# 06 Ariens Classic 8524 DLE



## Quickrick (May 2, 2011)

Guys and Girls, 

I may have posted elsewhere but I like my Ariens model 924118. I got it used off of Craiglist where it had been used only once. 

It has the 8.5 HP Tecumseh Snow King motor L-head. It starts and runs just fine, has electric start that I rarely use or need. In our last two storms it did a fine job of clearing the driveway. Honestly, I have no clue why I didn't get one sooner. 

The model that I wanted was the 8524 DLE that is made today. It is almost the same except is equipped with the auto disengage axle rather than my manual control knob (think of the old Ford Bronco with the locking hubs on the front wheel). 

The two things I have noticed about it was the high speed govenor surge and slipping belt on the traction drive. DonyBoy Youtube clued me in to the high speed governor adjustment and I decided to change the belts at season's end for safety. They are 8 years old at this point even though underused. In the meanwhile I have adjusted the slipping belt to make it run a wee bit tighter and no issues since. 
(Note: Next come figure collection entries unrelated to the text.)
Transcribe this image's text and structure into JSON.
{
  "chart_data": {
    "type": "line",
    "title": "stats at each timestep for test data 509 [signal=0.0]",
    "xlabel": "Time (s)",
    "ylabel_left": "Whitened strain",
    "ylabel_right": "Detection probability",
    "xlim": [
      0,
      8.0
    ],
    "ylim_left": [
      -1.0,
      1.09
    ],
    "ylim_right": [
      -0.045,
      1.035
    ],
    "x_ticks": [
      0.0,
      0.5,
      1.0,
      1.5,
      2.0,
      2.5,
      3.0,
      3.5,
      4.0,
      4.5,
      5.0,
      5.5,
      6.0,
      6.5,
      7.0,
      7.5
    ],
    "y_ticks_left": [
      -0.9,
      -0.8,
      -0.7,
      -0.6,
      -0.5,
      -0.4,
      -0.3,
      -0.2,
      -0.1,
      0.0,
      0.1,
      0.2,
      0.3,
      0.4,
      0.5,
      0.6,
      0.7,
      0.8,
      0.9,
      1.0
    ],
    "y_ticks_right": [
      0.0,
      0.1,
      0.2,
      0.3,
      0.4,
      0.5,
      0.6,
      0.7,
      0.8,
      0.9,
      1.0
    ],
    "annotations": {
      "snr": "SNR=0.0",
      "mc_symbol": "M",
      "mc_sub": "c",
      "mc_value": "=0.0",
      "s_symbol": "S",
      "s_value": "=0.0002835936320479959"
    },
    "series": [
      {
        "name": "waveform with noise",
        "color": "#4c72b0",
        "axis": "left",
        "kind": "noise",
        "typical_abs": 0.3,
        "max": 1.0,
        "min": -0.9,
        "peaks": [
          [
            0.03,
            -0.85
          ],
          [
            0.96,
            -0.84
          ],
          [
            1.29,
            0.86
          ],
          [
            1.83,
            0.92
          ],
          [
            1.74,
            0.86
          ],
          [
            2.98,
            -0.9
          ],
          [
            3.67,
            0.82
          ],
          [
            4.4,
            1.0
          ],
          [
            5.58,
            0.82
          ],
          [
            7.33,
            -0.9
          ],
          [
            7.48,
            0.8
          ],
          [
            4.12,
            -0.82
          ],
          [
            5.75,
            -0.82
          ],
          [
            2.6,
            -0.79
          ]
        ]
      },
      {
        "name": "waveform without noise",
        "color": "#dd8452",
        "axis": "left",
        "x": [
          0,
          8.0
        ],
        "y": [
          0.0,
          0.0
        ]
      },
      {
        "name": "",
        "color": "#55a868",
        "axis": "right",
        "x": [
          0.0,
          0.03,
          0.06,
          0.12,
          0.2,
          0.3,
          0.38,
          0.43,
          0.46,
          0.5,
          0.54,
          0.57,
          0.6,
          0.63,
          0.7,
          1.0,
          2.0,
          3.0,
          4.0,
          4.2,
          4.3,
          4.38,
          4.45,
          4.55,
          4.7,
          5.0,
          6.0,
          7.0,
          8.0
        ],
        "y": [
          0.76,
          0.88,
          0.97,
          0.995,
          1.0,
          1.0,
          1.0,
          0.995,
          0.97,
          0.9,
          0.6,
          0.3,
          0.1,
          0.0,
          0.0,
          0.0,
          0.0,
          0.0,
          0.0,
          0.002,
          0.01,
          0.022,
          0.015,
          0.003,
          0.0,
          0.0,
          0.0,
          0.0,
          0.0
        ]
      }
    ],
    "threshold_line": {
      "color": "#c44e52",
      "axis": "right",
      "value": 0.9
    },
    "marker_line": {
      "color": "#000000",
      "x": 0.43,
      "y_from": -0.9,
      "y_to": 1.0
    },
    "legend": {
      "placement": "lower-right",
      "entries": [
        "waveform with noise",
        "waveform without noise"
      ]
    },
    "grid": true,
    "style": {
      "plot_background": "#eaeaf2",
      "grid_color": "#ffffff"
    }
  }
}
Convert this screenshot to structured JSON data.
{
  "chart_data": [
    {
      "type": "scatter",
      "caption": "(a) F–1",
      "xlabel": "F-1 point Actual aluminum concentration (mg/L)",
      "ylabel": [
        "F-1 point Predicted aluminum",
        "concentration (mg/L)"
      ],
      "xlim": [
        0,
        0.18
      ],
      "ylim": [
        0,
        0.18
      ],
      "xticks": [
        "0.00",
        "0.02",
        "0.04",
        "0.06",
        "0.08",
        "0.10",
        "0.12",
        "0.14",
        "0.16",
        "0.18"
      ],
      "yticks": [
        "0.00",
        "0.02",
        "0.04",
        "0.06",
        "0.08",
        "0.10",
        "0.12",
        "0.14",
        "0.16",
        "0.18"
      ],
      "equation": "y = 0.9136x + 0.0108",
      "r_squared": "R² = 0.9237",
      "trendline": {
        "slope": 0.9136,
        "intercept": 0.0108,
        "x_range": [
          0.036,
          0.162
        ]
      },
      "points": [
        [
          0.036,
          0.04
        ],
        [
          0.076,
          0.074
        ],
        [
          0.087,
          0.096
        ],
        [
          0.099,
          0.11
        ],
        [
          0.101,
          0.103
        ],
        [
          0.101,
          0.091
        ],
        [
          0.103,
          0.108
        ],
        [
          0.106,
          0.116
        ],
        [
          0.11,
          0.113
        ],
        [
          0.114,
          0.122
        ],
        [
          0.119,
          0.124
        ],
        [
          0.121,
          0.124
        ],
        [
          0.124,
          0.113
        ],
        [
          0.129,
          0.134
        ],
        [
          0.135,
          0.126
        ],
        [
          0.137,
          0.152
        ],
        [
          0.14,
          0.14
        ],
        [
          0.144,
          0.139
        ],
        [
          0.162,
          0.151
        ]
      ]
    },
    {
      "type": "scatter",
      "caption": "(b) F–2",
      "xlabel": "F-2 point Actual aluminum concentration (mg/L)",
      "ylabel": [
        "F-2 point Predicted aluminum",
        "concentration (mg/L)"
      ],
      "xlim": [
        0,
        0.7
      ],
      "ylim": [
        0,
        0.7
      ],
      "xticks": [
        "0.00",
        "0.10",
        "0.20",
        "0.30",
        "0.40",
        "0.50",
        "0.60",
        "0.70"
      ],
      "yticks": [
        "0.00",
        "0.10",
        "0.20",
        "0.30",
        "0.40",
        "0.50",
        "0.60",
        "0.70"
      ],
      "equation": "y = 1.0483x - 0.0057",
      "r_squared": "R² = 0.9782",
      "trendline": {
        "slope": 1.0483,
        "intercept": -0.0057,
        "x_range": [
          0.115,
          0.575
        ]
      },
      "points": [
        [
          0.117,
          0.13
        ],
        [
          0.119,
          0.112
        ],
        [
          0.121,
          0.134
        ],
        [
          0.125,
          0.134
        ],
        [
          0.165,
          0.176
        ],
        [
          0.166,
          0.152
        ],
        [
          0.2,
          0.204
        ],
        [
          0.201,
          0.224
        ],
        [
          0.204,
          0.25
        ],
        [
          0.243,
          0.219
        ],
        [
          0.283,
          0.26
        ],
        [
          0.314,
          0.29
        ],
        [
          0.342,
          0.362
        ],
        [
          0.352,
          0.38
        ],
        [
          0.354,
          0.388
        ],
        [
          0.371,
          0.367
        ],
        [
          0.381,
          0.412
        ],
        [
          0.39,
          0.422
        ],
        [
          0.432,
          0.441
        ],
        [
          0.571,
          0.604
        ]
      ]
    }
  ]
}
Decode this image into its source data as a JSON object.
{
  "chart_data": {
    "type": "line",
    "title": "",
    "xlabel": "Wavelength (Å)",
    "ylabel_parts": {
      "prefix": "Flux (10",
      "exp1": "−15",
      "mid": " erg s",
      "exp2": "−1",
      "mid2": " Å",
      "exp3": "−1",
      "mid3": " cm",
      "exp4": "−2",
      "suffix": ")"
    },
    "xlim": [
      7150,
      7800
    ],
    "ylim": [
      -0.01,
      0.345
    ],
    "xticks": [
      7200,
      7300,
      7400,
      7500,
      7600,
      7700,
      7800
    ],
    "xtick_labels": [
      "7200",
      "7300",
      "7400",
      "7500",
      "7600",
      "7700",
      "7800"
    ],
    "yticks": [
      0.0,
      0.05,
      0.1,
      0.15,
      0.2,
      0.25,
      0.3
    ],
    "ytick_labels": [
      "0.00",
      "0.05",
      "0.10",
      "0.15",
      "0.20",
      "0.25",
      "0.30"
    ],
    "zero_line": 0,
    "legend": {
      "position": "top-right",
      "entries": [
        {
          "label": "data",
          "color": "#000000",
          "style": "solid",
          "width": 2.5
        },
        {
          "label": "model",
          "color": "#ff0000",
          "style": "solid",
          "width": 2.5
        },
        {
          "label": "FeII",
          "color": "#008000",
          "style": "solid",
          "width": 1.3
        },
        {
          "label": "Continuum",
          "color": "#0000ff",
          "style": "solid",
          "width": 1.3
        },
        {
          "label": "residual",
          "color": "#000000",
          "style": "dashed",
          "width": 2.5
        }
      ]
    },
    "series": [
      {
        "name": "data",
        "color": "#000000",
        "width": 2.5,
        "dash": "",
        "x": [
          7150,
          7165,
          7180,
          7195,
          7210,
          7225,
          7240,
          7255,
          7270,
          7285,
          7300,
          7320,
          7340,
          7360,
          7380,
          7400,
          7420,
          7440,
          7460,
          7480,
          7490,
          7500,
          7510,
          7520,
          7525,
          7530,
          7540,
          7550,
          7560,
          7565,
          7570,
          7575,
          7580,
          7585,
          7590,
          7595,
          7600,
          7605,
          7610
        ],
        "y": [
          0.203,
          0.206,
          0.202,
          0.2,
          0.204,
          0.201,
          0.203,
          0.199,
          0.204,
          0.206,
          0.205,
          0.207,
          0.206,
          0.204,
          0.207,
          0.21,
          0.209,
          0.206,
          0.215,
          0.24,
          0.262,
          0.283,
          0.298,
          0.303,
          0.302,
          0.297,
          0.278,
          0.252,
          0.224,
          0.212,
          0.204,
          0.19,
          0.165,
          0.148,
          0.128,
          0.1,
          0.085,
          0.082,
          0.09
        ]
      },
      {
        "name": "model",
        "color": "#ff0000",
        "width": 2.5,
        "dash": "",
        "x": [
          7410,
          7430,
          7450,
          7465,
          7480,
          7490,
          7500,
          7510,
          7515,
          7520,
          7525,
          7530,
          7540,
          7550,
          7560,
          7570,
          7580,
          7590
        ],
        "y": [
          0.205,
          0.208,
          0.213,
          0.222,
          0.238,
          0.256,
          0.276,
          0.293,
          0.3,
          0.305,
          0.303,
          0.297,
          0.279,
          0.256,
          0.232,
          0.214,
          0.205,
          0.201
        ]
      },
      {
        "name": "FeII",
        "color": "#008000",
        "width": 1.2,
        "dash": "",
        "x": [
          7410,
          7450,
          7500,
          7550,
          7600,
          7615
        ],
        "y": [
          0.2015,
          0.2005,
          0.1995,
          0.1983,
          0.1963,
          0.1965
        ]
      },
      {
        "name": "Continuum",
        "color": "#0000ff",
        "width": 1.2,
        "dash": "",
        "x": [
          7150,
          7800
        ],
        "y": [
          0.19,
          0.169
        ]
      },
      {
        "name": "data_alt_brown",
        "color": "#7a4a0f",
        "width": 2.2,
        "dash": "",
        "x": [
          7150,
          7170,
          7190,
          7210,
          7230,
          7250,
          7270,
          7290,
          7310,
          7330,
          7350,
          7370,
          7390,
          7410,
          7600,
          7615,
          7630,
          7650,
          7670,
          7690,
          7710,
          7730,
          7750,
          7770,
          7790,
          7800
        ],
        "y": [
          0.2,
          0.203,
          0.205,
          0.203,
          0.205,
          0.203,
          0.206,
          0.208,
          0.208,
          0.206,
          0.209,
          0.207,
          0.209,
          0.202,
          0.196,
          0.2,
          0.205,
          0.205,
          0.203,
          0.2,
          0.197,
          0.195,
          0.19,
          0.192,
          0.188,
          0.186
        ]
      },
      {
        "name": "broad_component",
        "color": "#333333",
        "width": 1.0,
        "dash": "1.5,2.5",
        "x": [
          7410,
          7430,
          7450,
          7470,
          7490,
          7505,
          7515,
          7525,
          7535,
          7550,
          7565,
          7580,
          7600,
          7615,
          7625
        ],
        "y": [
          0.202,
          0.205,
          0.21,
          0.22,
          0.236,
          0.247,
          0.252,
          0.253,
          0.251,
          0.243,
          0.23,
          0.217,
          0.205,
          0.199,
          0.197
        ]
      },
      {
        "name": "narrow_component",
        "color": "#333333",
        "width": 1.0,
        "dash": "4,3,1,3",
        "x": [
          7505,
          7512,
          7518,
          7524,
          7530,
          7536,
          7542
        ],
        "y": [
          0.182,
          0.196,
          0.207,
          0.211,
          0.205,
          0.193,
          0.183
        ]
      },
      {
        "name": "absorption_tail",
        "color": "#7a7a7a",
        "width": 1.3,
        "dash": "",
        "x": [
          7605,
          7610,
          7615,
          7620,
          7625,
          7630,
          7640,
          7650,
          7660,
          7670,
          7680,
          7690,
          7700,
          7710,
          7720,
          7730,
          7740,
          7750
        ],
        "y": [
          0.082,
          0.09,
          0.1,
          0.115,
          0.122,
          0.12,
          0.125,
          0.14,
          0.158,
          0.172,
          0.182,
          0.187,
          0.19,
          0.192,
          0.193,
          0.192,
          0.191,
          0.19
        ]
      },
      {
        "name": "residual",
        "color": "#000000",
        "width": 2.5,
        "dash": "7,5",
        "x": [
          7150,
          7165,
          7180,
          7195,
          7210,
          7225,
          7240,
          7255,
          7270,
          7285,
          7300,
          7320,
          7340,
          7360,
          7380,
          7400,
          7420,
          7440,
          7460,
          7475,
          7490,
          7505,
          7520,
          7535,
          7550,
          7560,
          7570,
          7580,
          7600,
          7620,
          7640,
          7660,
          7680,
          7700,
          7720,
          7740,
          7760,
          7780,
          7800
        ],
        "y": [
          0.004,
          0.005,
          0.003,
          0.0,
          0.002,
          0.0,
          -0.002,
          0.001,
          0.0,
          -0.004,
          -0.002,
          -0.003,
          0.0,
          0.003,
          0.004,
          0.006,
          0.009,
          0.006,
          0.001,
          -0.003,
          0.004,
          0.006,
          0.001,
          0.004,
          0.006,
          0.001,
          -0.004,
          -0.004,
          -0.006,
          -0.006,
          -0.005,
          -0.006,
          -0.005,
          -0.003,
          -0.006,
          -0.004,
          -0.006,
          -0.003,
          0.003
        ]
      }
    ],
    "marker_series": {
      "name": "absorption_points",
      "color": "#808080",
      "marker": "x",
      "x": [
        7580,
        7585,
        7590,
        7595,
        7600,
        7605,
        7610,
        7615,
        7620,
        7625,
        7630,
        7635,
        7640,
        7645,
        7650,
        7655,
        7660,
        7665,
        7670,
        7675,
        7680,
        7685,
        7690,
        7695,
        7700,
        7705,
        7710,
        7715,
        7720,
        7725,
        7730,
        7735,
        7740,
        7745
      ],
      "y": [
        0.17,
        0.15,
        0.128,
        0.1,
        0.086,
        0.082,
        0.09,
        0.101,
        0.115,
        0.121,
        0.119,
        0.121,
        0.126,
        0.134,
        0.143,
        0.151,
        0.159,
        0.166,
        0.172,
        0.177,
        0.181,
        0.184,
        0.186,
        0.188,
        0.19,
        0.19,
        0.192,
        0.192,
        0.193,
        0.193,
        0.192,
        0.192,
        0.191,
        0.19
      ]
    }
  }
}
At the end of the season I always do the full maintenance routine such as oil, grease and fogging the cylinder with oil. I like to run the tank dry off of gasoline with Stabil in it for safety. 

I suspect that this boy will last a long time and do a great job for us. 
Snowblower Forum : Snow Blower Forums - Quickrick's Album: New to me Ariens 8524DLE

QuickRick


----------



## vmaxed (Feb 23, 2014)

I had a Ariens Classic 8/24.I bought it new in 2004.My son needed a snow blower last year after we had a big storm here in CT,soooo dad said take mine  I will buy a new Ariens.Little did I know that they didn't make them like they used to


----------



## Quickrick (May 2, 2011)

*Classic 8524*

Vmaxed

Looks like my machine in your driveway! How do you think that it is better than the new ones? 

Nice to hear that it's a good machine.

QR


----------



## vmaxed (Feb 23, 2014)

The biggest difference is in the engine,your Tecumseh was made in the USA and most of the new Ariens motors are made in China


----------